Age, disease or accident may rob a person of the ability to care for one’s own personal or financial needs. Texas law prescribes a method by which a guardian can manage that person’s affairs under the supervision of the Court. This is a legal action of last resort when other methods like a power of attorney, trust or joint accounts fail. It may also be used when family members or third parties will not accept the powers of other legal documents.

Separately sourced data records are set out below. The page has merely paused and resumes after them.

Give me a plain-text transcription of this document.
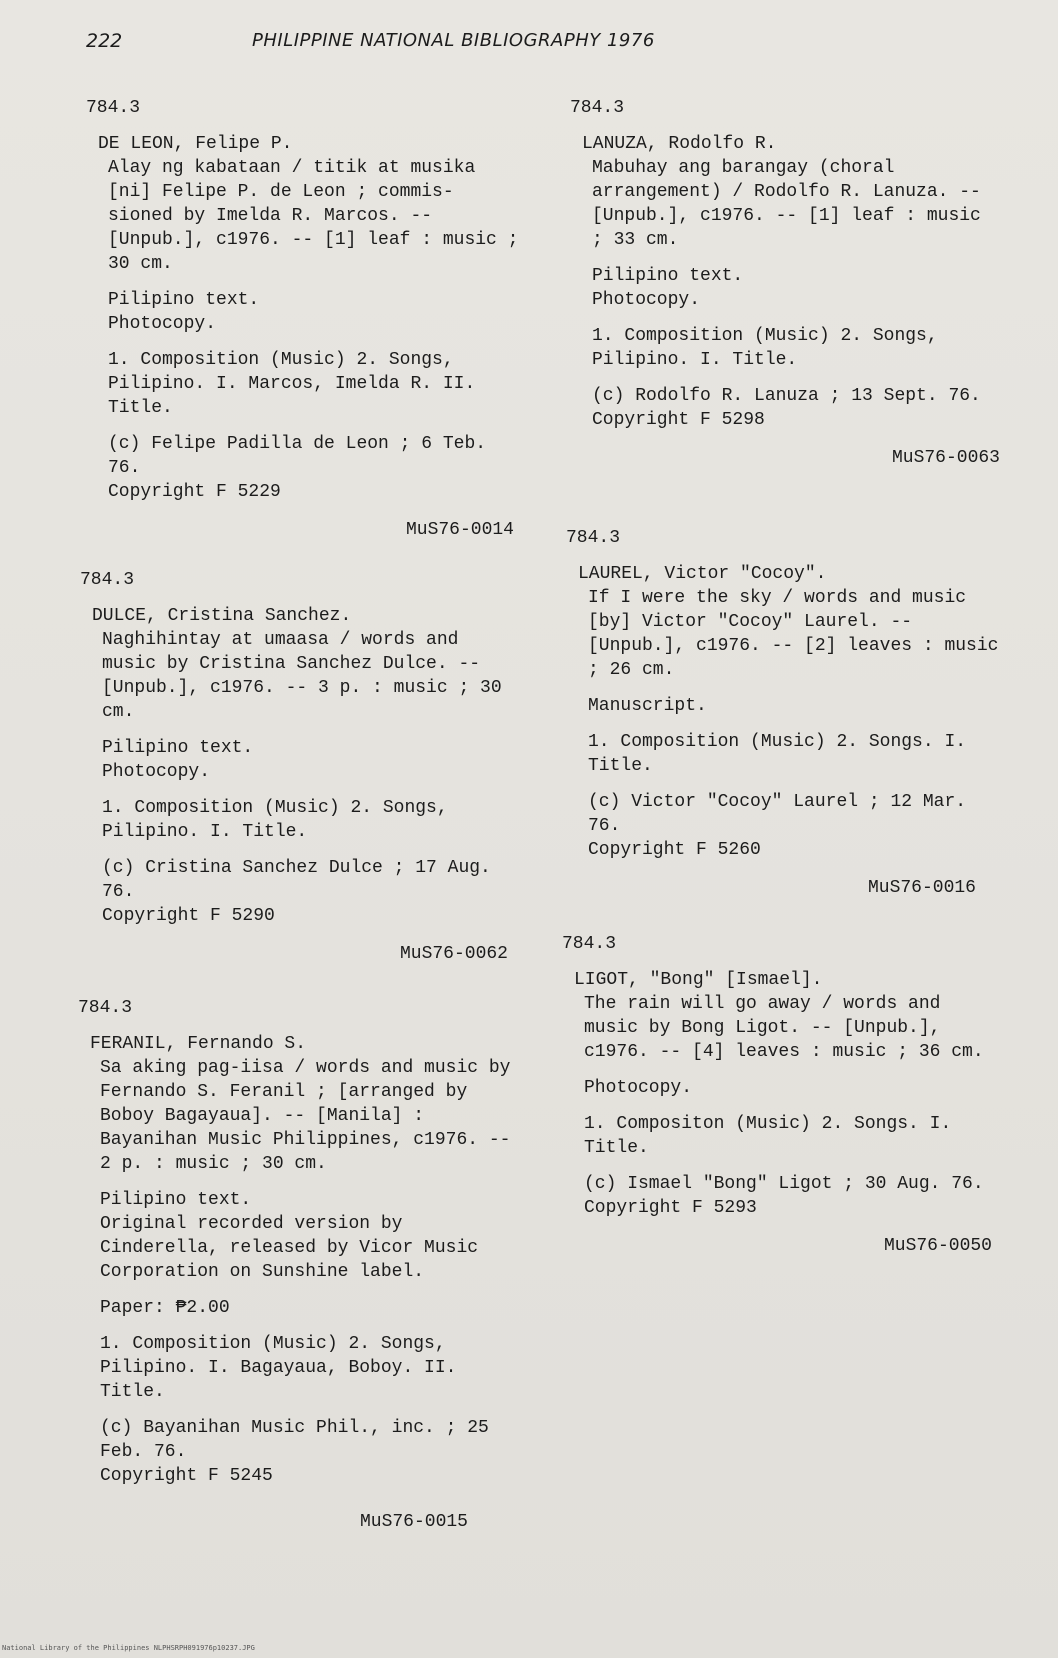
222	PHILIPPINE NATIONAL BIBLIOGRAPHY 1976
784.3
DE LEON, Felipe P.

Alay ng kabataan / titik at musika [ni] Felipe P. de Leon ; commis- sioned by Imelda R. Marcos. -- [Unpub.], c1976. -- [1] leaf : music ; 30 cm.

Pilipino text.
Photocopy.

1. Composition (Music) 2. Songs, Pilipino. I. Marcos, Imelda R. II. Title.

(c) Felipe Padilla de Leon ; 6 Teb. 76.
Copyright F 5229

MuS76-0014
784.3
DULCE, Cristina Sanchez.

Naghihintay at umaasa / words and music by Cristina Sanchez Dulce. -- [Unpub.], c1976. -- 3 p. : music ; 30 cm.

Pilipino text.
Photocopy.

1. Composition (Music) 2. Songs, Pilipino. I. Title.

(c) Cristina Sanchez Dulce ; 17 Aug. 76.
Copyright F 5290

MuS76-0062
784.3
FERANIL, Fernando S.

Sa aking pag-iisa / words and music by Fernando S. Feranil ; [arranged by Boboy Bagayaua]. -- [Manila] : Bayanihan Music Philippines, c1976. -- 2 p. : music ; 30 cm.

Pilipino text.
Original recorded version by Cinderella, released by Vicor Music Corporation on Sunshine label.

Paper: ₱2.00

1. Composition (Music) 2. Songs, Pilipino. I. Bagayaua, Boboy. II. Title.

(c) Bayanihan Music Phil., inc. ; 25 Feb. 76.
Copyright F 5245

MuS76-0015
784.3
LANUZA, Rodolfo R.

Mabuhay ang barangay (choral arrangement) / Rodolfo R. Lanuza. -- [Unpub.], c1976. -- [1] leaf : music ; 33 cm.

Pilipino text.
Photocopy.

1. Composition (Music) 2. Songs, Pilipino. I. Title.

(c) Rodolfo R. Lanuza ; 13 Sept. 76.
Copyright F 5298

MuS76-0063
784.3
LAUREL, Victor "Cocoy".

If I were the sky / words and music [by] Victor "Cocoy" Laurel. -- [Unpub.], c1976. -- [2] leaves : music ; 26 cm.

Manuscript.

1. Composition (Music) 2. Songs. I. Title.

(c) Victor "Cocoy" Laurel ; 12 Mar. 76.
Copyright F 5260

MuS76-0016
784.3
LIGOT, "Bong" [Ismael].

The rain will go away / words and music by Bong Ligot. -- [Unpub.], c1976. -- [4] leaves : music ; 36 cm.

Photocopy.

1. Compositon (Music) 2. Songs. I. Title.

(c) Ismael "Bong" Ligot ; 30 Aug. 76.
Copyright F 5293

MuS76-0050
National Library of the Philippines NLPHSRPH091976p10237.JPG
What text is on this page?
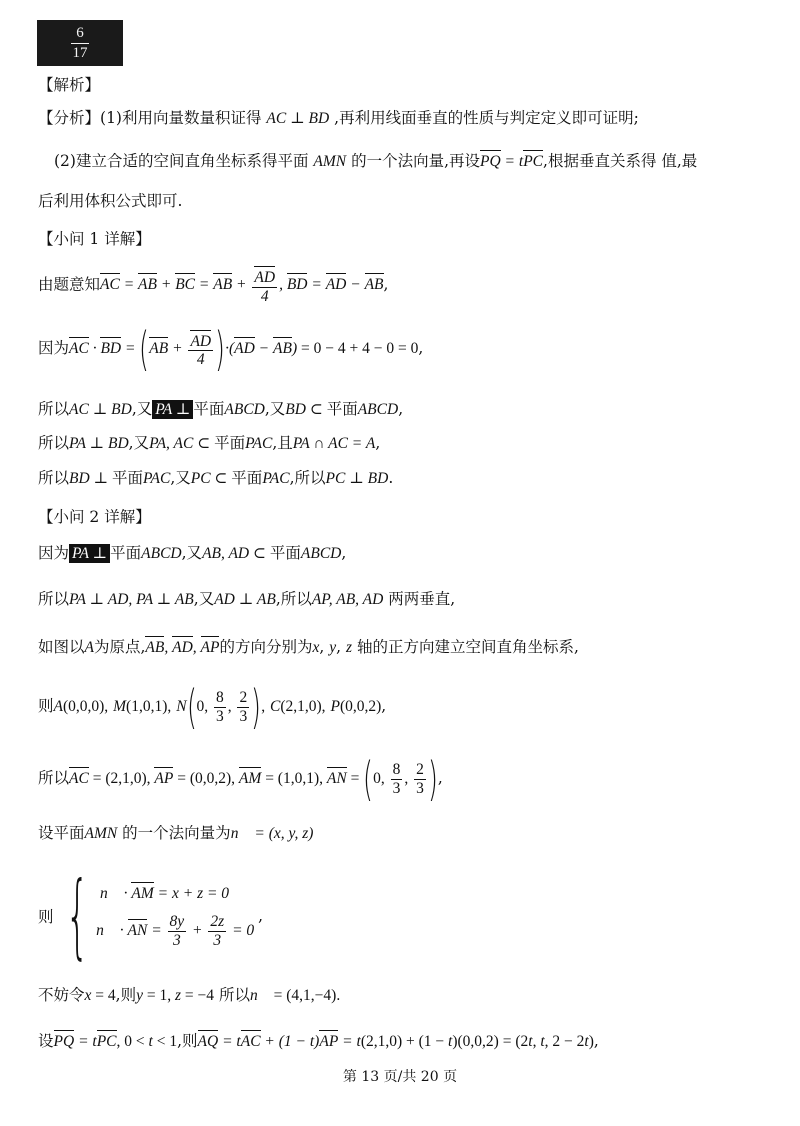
6
17
【解析】
【分析】(1)利用向量数量积证得 AC ⊥ BD ,再利用线面垂直的性质与判定定义即可证明;
(2)建立合适的空间直角坐标系得平面 AMN 的一个法向量,再设PQ = tPC,根据垂直关系得 值,最
后利用体积公式即可.
【小问 1 详解】
由题意知AC = AB + BC = AB + $\frac{AD}{4}$ , BD = AD − AB,
因为AC · BD = $(AB + \frac{AD}{4} )\cdot(AD - AB) = 0 - 4 + 4 - 0 = 0$,
所以AC ⊥ BD,又 PA ⊥ 平面ABCD,又BD ⊂ 平面ABCD,
所以PA ⊥ BD,又PA, AC ⊂ 平面PAC,且PA ∩ AC = A,
所以BD ⊥ 平面PAC,又PC ⊂ 平面PAC,所以PC ⊥ BD.
【小问 2 详解】
因为 PA ⊥ 平面ABCD,又AB, AD ⊂ 平面ABCD,
所以PA ⊥ AD, PA ⊥ AB,又AD ⊥ AB,所以AP, AB, AD 两两垂直,
如图以A为原点,AB, AD, AP的方向分别为x, y, z 轴的正方向建立空间直角坐标系,
则A(0,0,0), M(1,0,1), N(0, $\frac{8}{3}$ , $\frac{2}{3}$ ), C(2,1,0), P(0,0,2),
所以AC = (2,1,0), AP = (0,0,2), AM = (1,0,1), AN = (0, $\frac{8}{3}$ , $\frac{2}{3}$ ),
设平面AMN 的一个法向量为n⃗ = (x, y, z)
则 { n⃗ · AM = x + z = 0
n⃗ · AN = $\frac{8y}{3} + \frac{2z}{3} = 0$
,
不妨令x = 4,则y = 1, z = −4 所以n⃗ = (4,1,−4).
设PQ = tPC, 0 < t < 1,则AQ = tAC + (1 − t)AP = t(2,1,0) + (1 − t)(0,0,2) = (2t, t, 2 − 2t),
第 13 页/共 20 页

A guardian is appointed through a court proceeding and legally stands in the shoes of the person under disability, the Ward. Once appointed, the guardian holds the same rights and responsibilities as the Ward. The guardian is not personally responsible but only as the agent of the Ward.

Limited or General.

A guardianship may be a general or limited guardianship depending on the severity of the disability. The law states the court may only award the powers that are necessary to a guardian.

Person and Estate.

A guardianship may be of the person, meaning that the guardian manages the personal affairs of the Ward, or of the estate, meaning that the guardian manages the financial affairs. Often times, the guardianship is of both the person and estate.

Temporary Guardianship

A temporary Guardianship may be sought when there is a danger to the person or the estate of a person. It is an emergency action. The Temporary Guardian will only be granted the powers necessary to protect someone’s person or estate. These are extraordinary measures and take place in a very short time period.